La délégation aux droits des femmes du Sénat, dont le bureau s’est réuni en visioconférence le lundi 30 mars 2020, prend acte avec beaucoup d’intérêt des annonces du Gouvernement pour que, dans les circonstances inédites liées au confinement, les femmes victimes de violences puissent appeler à l’aide dans les pharmacies. Elle salue la disponibilité de l’Ordre des pharmaciens et fait confiance à ces professionnels pour accueillir dans les meilleures conditions celles qui demanderont un "masque 19". Elle exprime en revanche des réserves sur la possibilité pour les associations d’assurer des permanences supplémentaires dans les centres commerciaux, avec des moyens humains encore plus contraints. (...)

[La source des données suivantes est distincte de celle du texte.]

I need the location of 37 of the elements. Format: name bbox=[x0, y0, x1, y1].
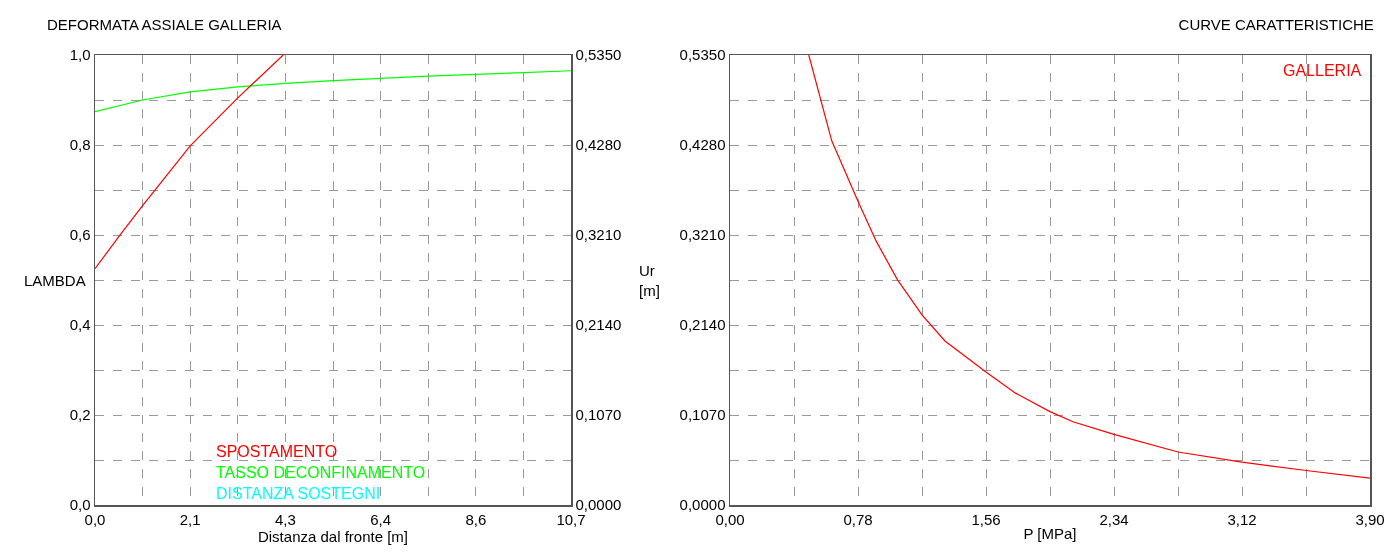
line-series bbox=[808, 55, 1370, 479]
x-tick-label: 3,12 bbox=[1227, 510, 1257, 528]
y-tick-label: 0,4280 bbox=[679, 136, 726, 154]
x-tick-label: 2,1 bbox=[179, 510, 201, 528]
y-tick-label: 1,0 bbox=[69, 46, 91, 64]
y-tick-label: 0,2 bbox=[69, 406, 91, 424]
text: GALLERIA bbox=[1283, 62, 1362, 79]
y2-tick-label: 0,1070 bbox=[575, 406, 622, 424]
text: SPOSTAMENTO bbox=[216, 443, 338, 460]
y2-tick-label: 0,5350 bbox=[575, 46, 622, 64]
y-tick-label: 0,2140 bbox=[679, 316, 726, 334]
y-tick-label: 0,4 bbox=[69, 316, 91, 334]
line-series bbox=[95, 70, 571, 113]
y-tick-label: 0,3210 bbox=[679, 226, 726, 244]
x-tick-label: 3,90 bbox=[1355, 510, 1385, 528]
y2-tick-label: 0,3210 bbox=[575, 226, 622, 244]
chart-title: CURVE CARATTERISTICHE bbox=[1178, 16, 1374, 34]
y-tick-label: 0,1070 bbox=[679, 406, 726, 424]
x-tick-label: 0,78 bbox=[843, 510, 873, 528]
line-series bbox=[95, 55, 284, 270]
y2-tick-label: 0,4280 bbox=[575, 136, 622, 154]
chart-title: DEFORMATA ASSIALE GALLERIA bbox=[47, 16, 282, 34]
text: TASSO DECONFINAMENTO bbox=[216, 464, 426, 481]
x-axis-title: P [MPa] bbox=[1023, 525, 1077, 543]
legend-label: DISTANZA SOSTEGNI bbox=[216, 485, 381, 502]
x-tick-label: 6,4 bbox=[370, 510, 392, 528]
y2-axis-title: Ur [m] bbox=[639, 262, 660, 299]
x-tick-label: 4,3 bbox=[274, 510, 296, 528]
y-axis-title: LAMBDA bbox=[24, 272, 86, 289]
x-tick-label: 1,56 bbox=[971, 510, 1001, 528]
x-axis-title: Distanza dal fronte [m] bbox=[257, 527, 409, 545]
y-tick-label: 0,8 bbox=[69, 136, 91, 154]
y-tick-label: 0,5350 bbox=[679, 46, 726, 64]
y-tick-label: 0,6 bbox=[69, 226, 91, 244]
x-tick-label: 2,34 bbox=[1099, 510, 1129, 528]
x-tick-label: 8,6 bbox=[465, 510, 487, 528]
y2-tick-label: 0,2140 bbox=[575, 316, 622, 334]
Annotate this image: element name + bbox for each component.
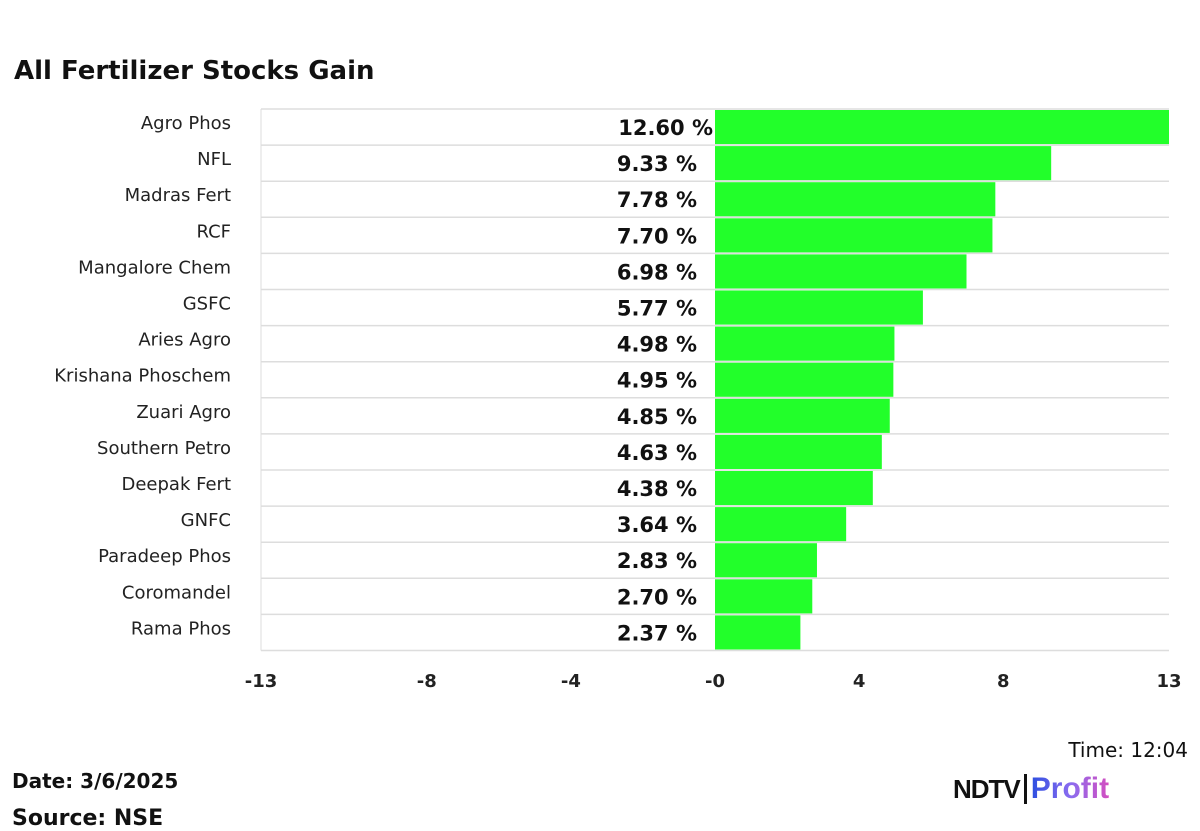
value-label: 2.70 % (617, 585, 697, 609)
x-tick-label: 8 (997, 671, 1010, 692)
category-label: Madras Fert (125, 185, 231, 206)
value-label: 2.37 % (617, 621, 697, 645)
value-label: 4.95 % (617, 369, 697, 393)
value-label: 12.60 % (618, 116, 713, 140)
category-label: Deepak Fert (121, 474, 231, 495)
category-label: Aries Agro (138, 330, 231, 351)
value-label: 2.83 % (617, 549, 697, 573)
category-label: GSFC (183, 294, 231, 315)
bar-rcf (715, 218, 993, 253)
category-label: GNFC (181, 510, 231, 531)
value-label: 3.64 % (617, 513, 697, 537)
ndtv-profit-logo: NDTV Profit (953, 772, 1109, 806)
category-label: Southern Petro (97, 438, 231, 459)
date-label: Date: 3/6/2025 (12, 769, 179, 793)
value-label: 7.70 % (617, 224, 697, 248)
value-label: 6.98 % (617, 260, 697, 284)
category-label: Rama Phos (131, 618, 231, 639)
x-tick-label: 13 (1156, 671, 1181, 692)
value-label: 4.85 % (617, 405, 697, 429)
x-tick-label: -8 (417, 671, 437, 692)
category-label: Zuari Agro (136, 402, 231, 423)
category-label: Krishana Phoschem (54, 366, 231, 387)
category-label: Paradeep Phos (98, 546, 231, 567)
x-tick-label: 4 (853, 671, 866, 692)
bar-aries-agro (715, 326, 895, 361)
value-label: 9.33 % (617, 152, 697, 176)
source-label: Source: NSE (12, 806, 164, 831)
bar-zuari-agro (715, 398, 890, 433)
bar-rama-phos (715, 615, 801, 650)
bar-paradeep-phos (715, 543, 817, 578)
x-tick-label: -4 (561, 671, 581, 692)
value-label: 4.98 % (617, 333, 697, 357)
bar-mangalore-chem (715, 254, 967, 289)
bar-coromandel (715, 579, 813, 614)
time-label: Time: 12:04 (1068, 738, 1188, 762)
logo-profit: Profit (1030, 772, 1110, 805)
logo-divider (1023, 774, 1027, 804)
bar-nfl (715, 146, 1052, 181)
x-tick-label: -13 (245, 671, 278, 692)
bar-chart: Agro Phos 12.60 % NFL 9.33 % Madras Fert 7.78… (54, 108, 1182, 692)
bar-madras-fert (715, 182, 996, 217)
bar-gsfc (715, 290, 923, 325)
value-label: 7.78 % (617, 188, 697, 212)
category-label: Mangalore Chem (78, 257, 231, 278)
chart-title: All Fertilizer Stocks Gain (14, 56, 375, 86)
bar-southern-petro (715, 434, 882, 469)
category-label: NFL (197, 149, 231, 170)
bar-gnfc (715, 507, 847, 542)
logo-ndtv: NDTV (953, 773, 1021, 804)
value-label: 4.38 % (617, 477, 697, 501)
value-label: 5.77 % (617, 297, 697, 321)
category-label: Coromandel (122, 582, 231, 603)
category-label: RCF (196, 221, 231, 242)
x-tick-label: -0 (705, 671, 725, 692)
bar-agro-phos (715, 110, 1169, 145)
bar-deepak-fert (715, 471, 873, 506)
bar-krishana-phoschem (715, 362, 894, 397)
category-label: Agro Phos (141, 113, 231, 134)
value-label: 4.63 % (617, 441, 697, 465)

Dans cette logique, la délégation propose la mise en place d’un suivi des plaintes et des mains courantes, car les femmes qui les ont déjà déposées courent probablement un risque accru lorsqu’elles sont confinées avec le conjoint violent. (...)

Enfin, très préoccupée du risque d’aggravation des violences faites aux enfants, la délégation demande que les outils de classe numérique mis à disposition des élèves comportent un module dédié aux droits de l’enfant, indiquant notamment le numéro d’urgence 119 (...) - Annick Billon, présidente. [1]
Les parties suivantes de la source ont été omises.